Global Journey Through Beloved Pizza Styles: From Naples to New York


Is there any food more globally glorified than pizza?

The ultimate comfort food that traces its roots to Naples, Italy, has been adapted by cultures all over the world. Italians have even devised a series of lists of the best pizzas outside of Italy.

And it’s precisely pizza’s versatility that makes it so universally beloved, says Fabio Errante, an Italian ​​pizzaiolo (pizza maker) and author of “Fabioulous Pizza.” Errante says he’s cooked more than 300,000 pizzas in his lifetime.

“Pizza easily lends itself to extreme customization and fusion with other cultures and cuisines, and this explains why you will find a ‘pizzeria’ in every corner of the world,” he wrote in an email to CNN Travel.

Nino Coniglio, a ​​pizzaiolo and owner of Brooklyn Pizza Crew and Williamsburg Pizza in New York City, agrees that pizza’s adaptability is what makes it so popular.

It can be made with a near endless variety of toppings, he says, allowing individuals to create a pizza that’s just to their liking.

“Additionally, pizza is a social food that can be shared with friends and family, making it a perfect dish for gatherings and parties,” Coniglio says.

Pizza is also a comfort food that brings people together and evokes feelings of happiness and joy, he adds.

Pizza is a comfort food to Neapolitans, says Naples, Italy, native Enzo Algarme, co-founder of Pupatella, a Neapolitan pizzeria with several locations in Virginia. “Pizza has brought people together for generations,” he says, and in Naples there’s a pizza shop in every neighborhood. “Italians cook all sorts of things at home, but pizza is the one thing Italians go out to eat,” Algarme says.

The Art of Neapolitan ‘Pizzaiuolo’ is officially recognized as a UNESCO Intangible Cultural Heritage.

The Associazione Verace Pizza Napoletana (AVPN), founded in Naples in 1984 to “promote and protect in Italy and worldwide the true Neapolitan pizza,” according to its website, maintains that true Neapolitan pizza must be garnished with peeled tomato crushed by hand, sliced fresh tomato, buffalo mozzarella or fior di latte (traditional mozzarella), fresh basil leaves and extra virgin olive oil.

The dough must be made using just water, salt, yeast and flour, according to the AVPN, and the pizza must always be baked in a wood-burning oven.
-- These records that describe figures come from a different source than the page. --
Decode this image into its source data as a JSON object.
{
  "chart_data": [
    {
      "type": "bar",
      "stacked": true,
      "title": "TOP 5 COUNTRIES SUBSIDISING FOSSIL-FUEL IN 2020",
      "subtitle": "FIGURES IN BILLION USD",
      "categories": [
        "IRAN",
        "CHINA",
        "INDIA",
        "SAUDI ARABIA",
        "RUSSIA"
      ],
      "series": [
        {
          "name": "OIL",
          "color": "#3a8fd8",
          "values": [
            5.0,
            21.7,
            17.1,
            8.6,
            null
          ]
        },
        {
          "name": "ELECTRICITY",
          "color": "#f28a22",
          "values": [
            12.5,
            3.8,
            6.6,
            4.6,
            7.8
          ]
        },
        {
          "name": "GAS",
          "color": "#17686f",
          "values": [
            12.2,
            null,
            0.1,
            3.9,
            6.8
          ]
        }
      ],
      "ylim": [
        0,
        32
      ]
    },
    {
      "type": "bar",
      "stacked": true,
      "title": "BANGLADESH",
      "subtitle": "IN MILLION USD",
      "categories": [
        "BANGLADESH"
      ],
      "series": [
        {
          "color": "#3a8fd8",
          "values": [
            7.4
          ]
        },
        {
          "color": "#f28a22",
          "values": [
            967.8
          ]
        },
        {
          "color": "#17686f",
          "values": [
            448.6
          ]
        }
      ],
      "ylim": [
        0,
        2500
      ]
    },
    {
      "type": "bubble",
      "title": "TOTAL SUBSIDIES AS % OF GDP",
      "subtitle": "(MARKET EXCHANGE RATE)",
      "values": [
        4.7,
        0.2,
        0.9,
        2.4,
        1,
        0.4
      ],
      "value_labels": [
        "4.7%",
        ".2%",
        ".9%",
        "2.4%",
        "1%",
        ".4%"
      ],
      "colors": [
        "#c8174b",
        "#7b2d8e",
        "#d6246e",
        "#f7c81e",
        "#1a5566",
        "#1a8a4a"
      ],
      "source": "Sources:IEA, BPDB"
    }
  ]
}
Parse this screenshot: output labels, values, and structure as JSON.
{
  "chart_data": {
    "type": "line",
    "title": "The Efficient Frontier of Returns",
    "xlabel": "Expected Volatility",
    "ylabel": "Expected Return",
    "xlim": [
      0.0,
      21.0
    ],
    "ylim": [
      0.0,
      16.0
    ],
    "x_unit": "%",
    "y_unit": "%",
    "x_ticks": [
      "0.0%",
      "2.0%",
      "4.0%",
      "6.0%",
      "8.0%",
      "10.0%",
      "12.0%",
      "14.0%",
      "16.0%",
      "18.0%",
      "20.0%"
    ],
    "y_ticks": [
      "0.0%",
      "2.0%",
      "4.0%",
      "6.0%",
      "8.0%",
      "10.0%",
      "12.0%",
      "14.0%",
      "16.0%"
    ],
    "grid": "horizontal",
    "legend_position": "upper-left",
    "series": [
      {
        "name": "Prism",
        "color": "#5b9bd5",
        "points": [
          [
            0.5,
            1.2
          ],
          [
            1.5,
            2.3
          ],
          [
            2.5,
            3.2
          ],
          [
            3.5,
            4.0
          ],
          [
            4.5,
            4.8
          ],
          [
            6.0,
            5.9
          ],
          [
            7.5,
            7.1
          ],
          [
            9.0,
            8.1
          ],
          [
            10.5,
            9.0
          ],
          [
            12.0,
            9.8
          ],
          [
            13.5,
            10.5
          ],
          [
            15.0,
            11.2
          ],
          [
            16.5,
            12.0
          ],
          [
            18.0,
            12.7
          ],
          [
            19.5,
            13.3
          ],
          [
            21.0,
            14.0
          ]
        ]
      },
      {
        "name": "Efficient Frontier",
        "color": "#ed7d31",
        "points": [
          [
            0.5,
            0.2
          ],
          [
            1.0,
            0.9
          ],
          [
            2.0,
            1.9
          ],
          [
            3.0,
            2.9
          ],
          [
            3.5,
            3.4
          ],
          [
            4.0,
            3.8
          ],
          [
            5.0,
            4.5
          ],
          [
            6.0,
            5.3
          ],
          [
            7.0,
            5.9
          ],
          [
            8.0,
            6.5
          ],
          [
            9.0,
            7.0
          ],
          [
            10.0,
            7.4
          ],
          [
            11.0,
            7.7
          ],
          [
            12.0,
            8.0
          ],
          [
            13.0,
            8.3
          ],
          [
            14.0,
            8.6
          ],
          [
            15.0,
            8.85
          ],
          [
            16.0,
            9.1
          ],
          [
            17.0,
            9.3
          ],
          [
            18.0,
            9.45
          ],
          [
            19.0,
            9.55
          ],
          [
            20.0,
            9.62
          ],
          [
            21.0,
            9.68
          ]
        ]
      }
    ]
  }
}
Another hallmark of real Neapolitan pizza is the raised edges of its crust, called cornicione.

There are two styles of pizza in Rome, says Henry Cunningham of The Roman Food Tour, which visits famous pizzerias among other iconic eateries during tours in Rome’s Prati and Trastevere neighborhoods. “Whole round pizza, called pizza tonda, and the rectangular pizza, al taglio, which means pizza by the slice.”

Pizza fans flock from all over the world to Pizzarium in Prati, owned by famed baker Gabriele Bonci, one of Italy’s most famous pizzaioli (and a star in the Netflix series, “Chef’s Table: Pizza”), to try the pizza al taglio, Cunningham says. Specify the type and how much you want (choosing from seasonal toppings such as zucchini flowers and artichokes), and your slice will be cut with scissors before your eyes and priced according to its weight.

Pizza tonda is “paper thin and the edge is super crispy and not raised at all, although some bubbles are accepted,” according to Errante. Olive oil in the dough adds to the crispiness of the finished crust. And the dough is usually prepared using a rolling pin, he says, “in order to blow all the gas pockets in the dough that otherwise would make the pizza puff up while baking.”

“Whatever you do, don’t dream of asking for it with pineapple,” says Tatyana Serraino, a guide with The Roman Food Tour who says that’s considered a cardinal sin.